Telle est la leçon qu'il faut tirer de l'opération menée en Libye depuis la mi-mars. Dès lors que les Etats-Unis ne sont pas là pour donner de l'échine et des moyens à une action militaire de ce type, les Européens livrés à eux-mêmes donnent le triste spectacle d'un groupe démuni, divisé et désorganisé.

Le 17 mars, le Conseil de sécurité de l'ONU a voté la résolution 1973 autorisant l'emploi de la force en Libye. Il s'agissait d'assurer la protection des populations civiles menacées par le régime de Mouammar Kadhafi.

Quand on interrogeait alors les responsables occidentaux sur la durée vraisemblable de l'opération, on obtenait invariablement la même réponse : il en allait de quelques semaines avant que ne s'effondre le régime de Tripoli ! Quelques bombardements aériens en quelques points névralgiques suffiraient, et l'opposition libyenne aurait la voie libre pour que le "printemps arabe" se décline aussi en cette vaste contrée.

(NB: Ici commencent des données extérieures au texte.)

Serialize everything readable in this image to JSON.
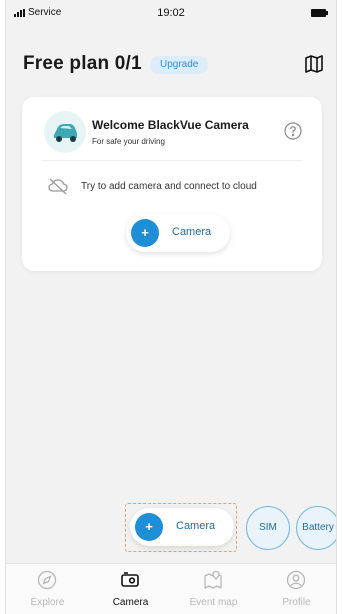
{
  "status_bar": {
    "carrier": "Service",
    "time": "19:02"
  },
  "header": {
    "plan_title": "Free plan 0/1",
    "upgrade_label": "Upgrade"
  },
  "welcome_card": {
    "title": "Welcome BlackVue Camera",
    "subtitle": "For safe your driving",
    "cloud_message": "Try to add camera and connect to cloud",
    "add_camera_label": "Camera"
  },
  "floating_actions": {
    "camera_label": "Camera",
    "sim_label": "SIM",
    "battery_label": "Battery"
  },
  "bottom_nav": {
    "items": [
      {
        "label": "Explore",
        "icon": "compass-icon",
        "active": false
      },
      {
        "label": "Camera",
        "icon": "camera-icon",
        "active": true
      },
      {
        "label": "Event map",
        "icon": "map-pin-icon",
        "active": false
      },
      {
        "label": "Profile",
        "icon": "profile-icon",
        "active": false
      }
    ]
  },
  "colors": {
    "accent": "#1e8fd6",
    "upgrade_badge_bg": "#dcecf8",
    "background": "#f2f2f2",
    "highlight_outline": "#e5a06a"
  }
}
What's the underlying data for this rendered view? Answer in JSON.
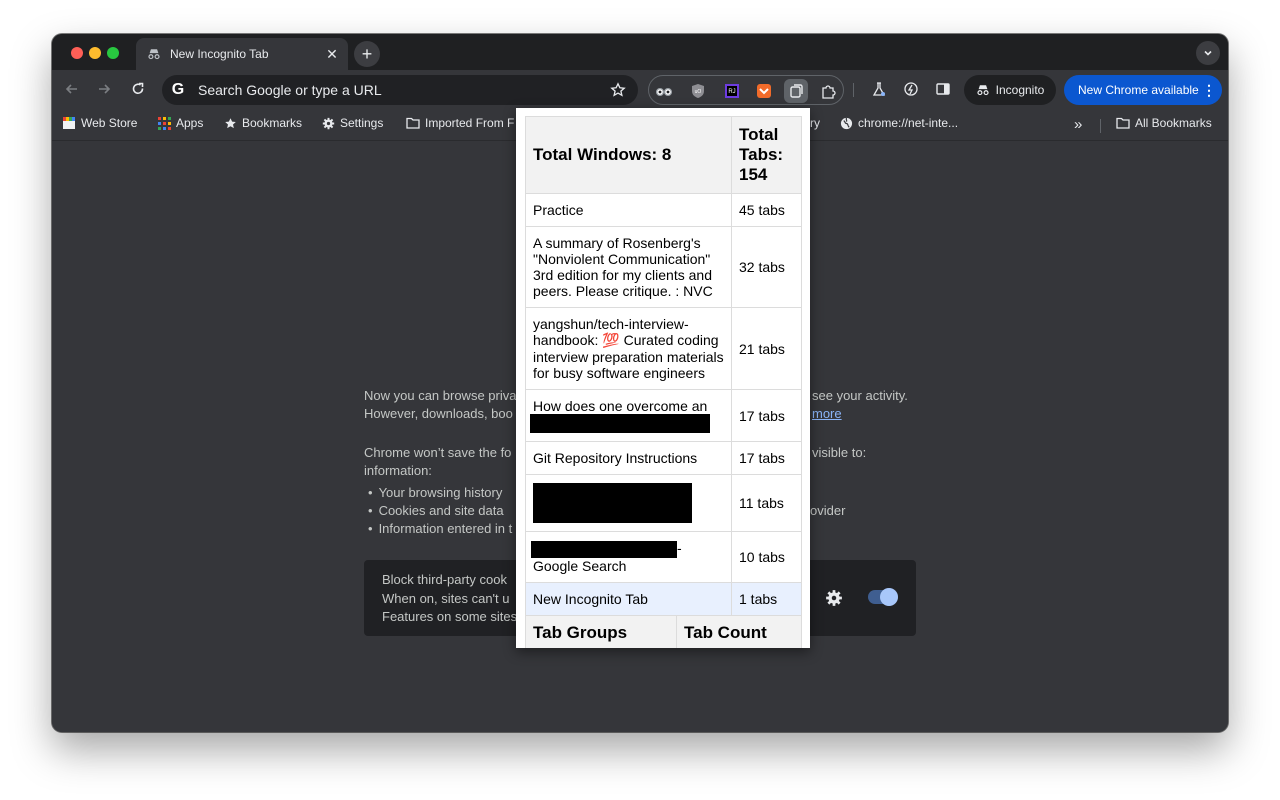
{
  "tab": {
    "title": "New Incognito Tab"
  },
  "omnibox": {
    "placeholder": "Search Google or type a URL"
  },
  "toolbar": {
    "incognito_label": "Incognito",
    "update_label": "New Chrome available"
  },
  "bookmarks": {
    "items": [
      "Web Store",
      "Apps",
      "Bookmarks",
      "Settings",
      "Imported From F",
      "ry",
      "chrome://net-inte..."
    ],
    "overflow": "»",
    "all_bookmarks": "All Bookmarks"
  },
  "incognito_page": {
    "p1_line1_a": "Now you can browse priva",
    "p1_line1_b": "see your activity.",
    "p1_line2_a": "However, downloads, boo",
    "p1_line2_link": "more",
    "p2_line1_a": "Chrome won’t save the fo",
    "p2_line1_b": "visible to:",
    "p2_line2": "information:",
    "bullets": [
      "Your browsing history",
      "Cookies and site data",
      "Information entered in t"
    ],
    "bullet_right": "ovider",
    "card_lines": [
      "Block third-party cook",
      "When on, sites can't u",
      "Features on some sites"
    ]
  },
  "popup": {
    "header": {
      "windows": "Total Windows: 8",
      "tabs": "Total Tabs: 154"
    },
    "rows": [
      {
        "title": "Practice",
        "count": "45 tabs"
      },
      {
        "title": "A summary of Rosenberg's \"Nonviolent Communication\" 3rd edition for my clients and peers. Please critique. : NVC",
        "count": "32 tabs"
      },
      {
        "title": "yangshun/tech-interview-handbook: 💯 Curated coding interview preparation materials for busy software engineers",
        "count": "21 tabs"
      },
      {
        "title": "How does one overcome an",
        "count": "17 tabs"
      },
      {
        "title": "Git Repository Instructions",
        "count": "17 tabs"
      },
      {
        "title": "",
        "count": "11 tabs"
      },
      {
        "title": "- Google Search",
        "count": "10 tabs"
      },
      {
        "title": "New Incognito Tab",
        "count": "1 tabs"
      }
    ],
    "groups_header": {
      "groups": "Tab Groups",
      "count": "Tab Count"
    }
  },
  "colors": {
    "frame": "#1f2022",
    "toolbar": "#35363a",
    "update_chip": "#0b57d0",
    "current_row": "#e8f0fe"
  }
}
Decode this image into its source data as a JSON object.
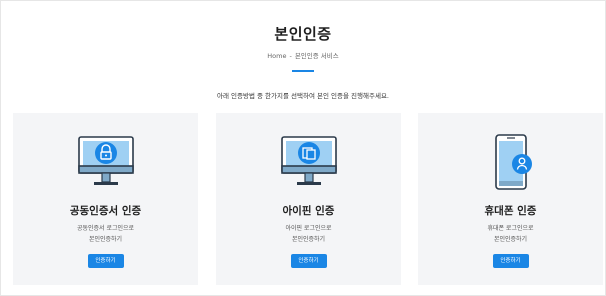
{
  "header": {
    "title": "본인인증",
    "breadcrumb": [
      "Home",
      "본인인증 서비스"
    ],
    "breadcrumb_separator": "-"
  },
  "intro_text": "아래 인증방법 중 한가지를 선택하여 본인 인증을 진행해주세요.",
  "colors": {
    "accent": "#1a86e5",
    "card_bg": "#f4f5f7",
    "monitor_screen": "#9fd0f3"
  },
  "cards": [
    {
      "title": "공동인증서 인증",
      "desc_line1": "공동인증서 로그인으로",
      "desc_line2": "본인인증하기",
      "button_label": "인증하기",
      "icon": "certificate-lock-monitor-icon"
    },
    {
      "title": "아이핀 인증",
      "desc_line1": "아이핀 로그인으로",
      "desc_line2": "본인인증하기",
      "button_label": "인증하기",
      "icon": "ipin-id-monitor-icon"
    },
    {
      "title": "휴대폰 인증",
      "desc_line1": "휴대폰 로그인으로",
      "desc_line2": "본인인증하기",
      "button_label": "인증하기",
      "icon": "mobile-phone-user-icon"
    }
  ]
}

Les choses se passent différemment. Souffrant d'une intense "fatigue de la guerre" du fait de leur engagement en Irak et en Afghanistan, les Etats-Unis, en année électorale, ont réduit au minimum leur participation à l'opération libyenne.

Difficile de le leur reprocher quand les Européens, qui assurent disposer d'une "politique de défense et de sécurité", prétendent jouer dans la cour des grands et avaient là, dans l'affaire libyenne, l'occasion de le prouver.

Or si l'on en croit les déclarations récentes de plusieurs chefs militaires français, le bilan est accablant. Livrés à eux-mêmes au sein de l'OTAN, sans laquelle l'opération était impensable, les Européens affichent leur immaturité stratégique.

A l'exception de la Grande Bretagne et de la France, ils sont divisés sur les objectifs, ils ne s'entendent pas sur le plan opérationnel, ils manquent d'entraînement, ils n'ont pas les bons équipements.

Plus pathétique encore, et cela vaut cette fois aussi pour les Britanniques et les Français, ils seront bientôt à court de moyens et de munitions, tant leurs budgets de la défense ont été laminés ces dernières années.

L'Europe se retrouve dans la situation d'un nain militaire en ce début de XXIesiècle. C'est grave quand on sait que l'Amérique juge que ses préoccupations stratégiques seront prioritairement à l'avenir dans la zone Pacifique. C'est grave quand, aux portes de l'Union européenne, le monde arabe est en voie de déstabilisation durable.

L'Histoire jugera sévèrement cette manière des Européens de fuir leurs responsabilités militaires.